カナダの第2・四半期の国内総生産(GDP)は年率換算で前期比3.3%増加し、2023年以来の高い伸びとなったものの、米国との貿易摩擦の悪化に伴う二重のリスクに直面している。米国の関税は成長を鈍化させる恐れがある一方、カナダによる報復措置は国内物価に上昇圧力をかける可能性がある。
マクレム総裁は講演原稿で「新たな課題に直面する上で、堅調な経済成長はわれわれをより強固な基盤に立たせる。しかし、米国の新たな関税措置により、景気回復の持続性を巡る不確実性は高まっている」と指摘。米国の新たな関税措置は経済活動全体の水準に「大きな直接的影響」を与えることはないとしつつも、カナダと米国の貿易関係の先行きを巡る不確実性により、企業が投資や雇用の決定を先送りする可能性があるとの見方を示した。

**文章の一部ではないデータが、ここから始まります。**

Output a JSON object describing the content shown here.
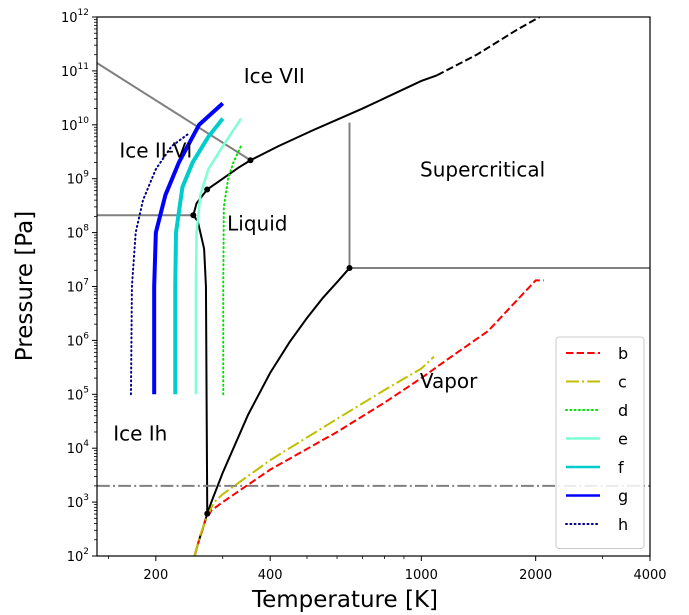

また、中銀は声明で「米国の新たな関税とカナダの報復関税で、一部企業のコストが押し上げられ、時間の経過とともに消費者物価に波及する可能性がある」と指摘。「インフレの上振れリスクが高まっている一方、新たな関税措置により成長見通しの不確実性は増している」とした。
カナダ中銀は過去11カ月間、主要政策金利をこの水準に据え置いている。金融市場は同中銀による年内の金利変更を織り込んでいないものの、来年1月までに利上げがあるとみており、2027年中には追加で25ベーシスポイント(bp)の利上げが3回程度実施されるとの見方を織り込んでいる。